Acabo de chegar da exposição “Um trágico nos Trópicos” de Iberê Camargo, no Centro Cultural Banco do Brasil, São Paulo. É sempre uma experiência de dor existencial ver a sua obra. Principalmente a sua fase madura, quando alguns anos antes de morrer, volta à figura humana, com telas enormes com mais de 2 ou 3 metros.



Iberê é, para mim, o melhor. Nenhum outro brasileiro ousou tanto. É ele que vai mais fundo, o que encara uma autenticidade doída, o que aborda a finitude e a tragicidade da vida de uma forma direta. Ele olha o horror nos olhos. Com tinta, ele nos grita: a vida é patética! Com palavras, em suas entrevistas, nos fala “a vida dói”. Parece dizer a nós brasileiros “encarem vossa pseudo felicidade, vossa euforia falsa. A vida é trágica e é nela que estamos metidos até o pescoço”. Iberê nos sacode de um sonho ingênuo.
 
No tempo-1992

Seus ciclistas e seus idiotas são acontecimentos da superfície da tela e na tela se resumem. Nada tem de representativo da realidade. Mas o que nos chega é tão intenso, o gesto pictórico é tão duro e robusto que nos cai como um raio em nossa cabeça.  Os dramas da História, as guerras, as bombas, as mortes, o abandono, as dores físicas e emocionais estão todas ali trancadas nos seus quadros e explodindo em eco dentro de nós. Não tem escape.
 
da série "Tudo te é falso e inútil", 1994
 Ver sua série "Tudo te é falso e inútil" é atravessar um túnel de solidão, melancolia, nonsense, desespero. Seus carretéis  que a princípio nos embalam em tenra infância chegam a nós, só para depois nos lançar na maior miséria possível. A revista Time, quando anunciou sua morte, teria escrito que Iberê Camargo “expressou a miséria humana de forma impiedosamente honesta”. É isso.
 
Ciclista

 No seguir da exposição tomamos um fôlego ao ver seu tema querido, os carretéis. Na ante-sala deparamos com os próprios carretéis empilhados, outros esparramados como se ele recém acabasse de brincar em sua infância longínqua na cidade de Restinga Seca, Rio Grande do Sul. Uma pequena alegria e em seguida a solidão de abandono nos invade. A saudade da infância, o paraíso perdido de todos nós. Os carretéis se sucedem em mil formas, cada vez mais abstratos, e eis que vemos um quadro onde suas formas explodem  na tela. Há coloridos inusitados, milhões de cores!
 
 
 

 Porém nada nos aquieta em Iberê, nada nos consola. "O drama, trago-o na alma. A minha pintura, sombria, dramática, suja, corresponde à verdade mais profunda que habita no íntimo de uma burguesia que cobre a miséria do dia-a-dia com o colorido das orgias e da alienação do povo. Não faço mortalha colorida", diria ele. É verdade, ele não faz mortalha colorida, não tergiversa, não negocia. 
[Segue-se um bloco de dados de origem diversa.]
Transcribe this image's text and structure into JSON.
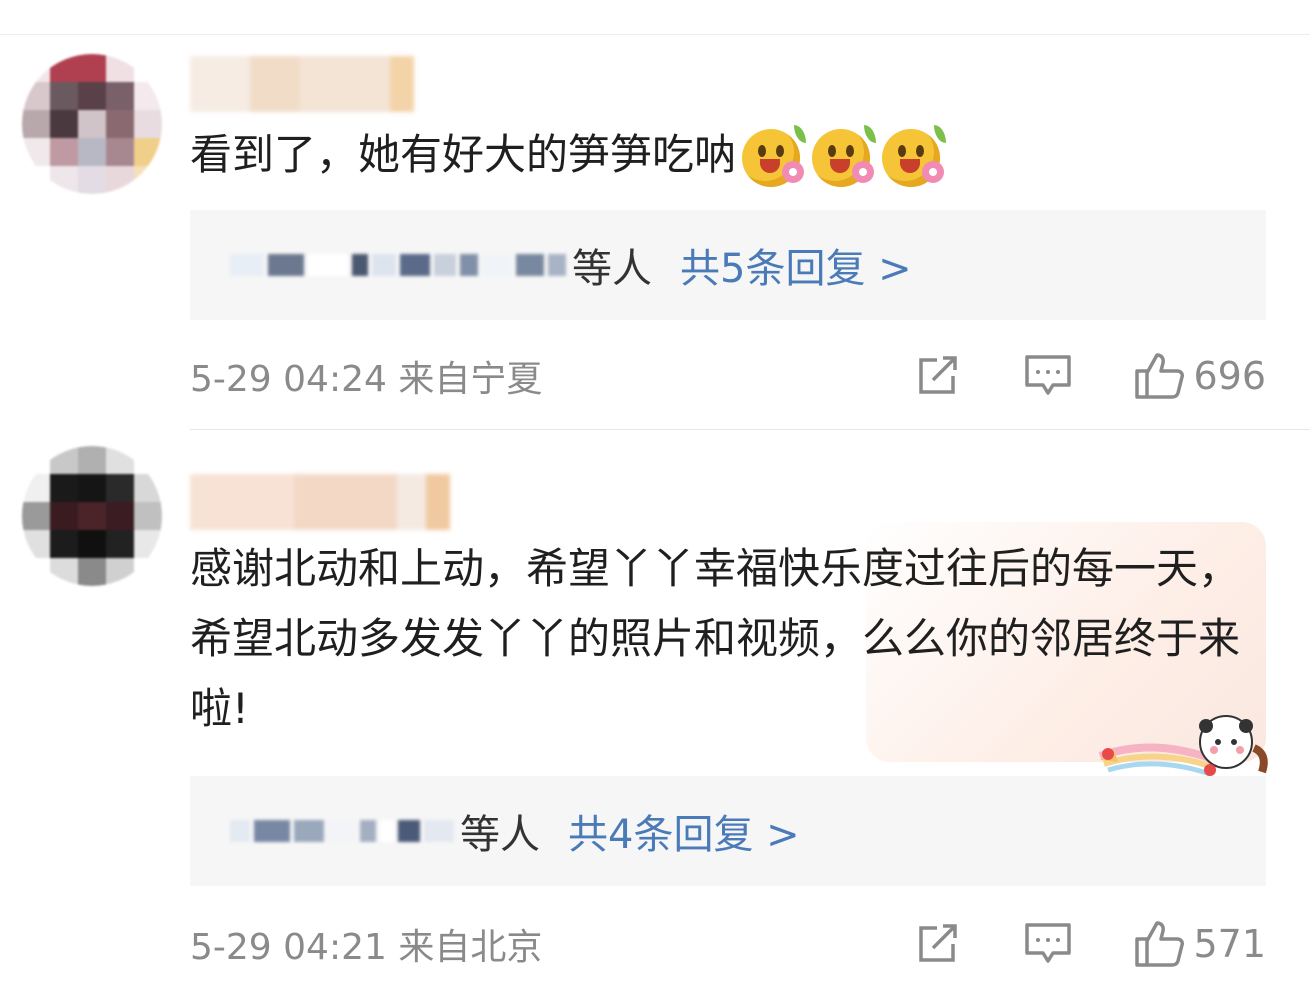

A exposição segue tendo a morte como interlocutora: morte da infância, morte da alegria, morte da lucidez. Seus idiotas têm rosto cruel, olhos escavados, burlescos, um esgar de sorriso. Pintados com um azul noite, aquática transparência suja de branco leitoso, têm formas de amebas que sorriem para si, banguelas e deformadas. Uma expressividade grotesca de criança envelhecida em tubo de laboratório. A conclusão é imediata “somos também este idiota, todos somos”.
 

 Clarice Lispector definiu Iberê como “um homem alto, um pouco curvo, olhar de grande mansidão, pele morena, ar ascético de monge”. Teria perguntado: “Iberê por que é que você pinta?” e ele respondeu que só saberia dizer por que pintava "quando tivesse descoberto o que era".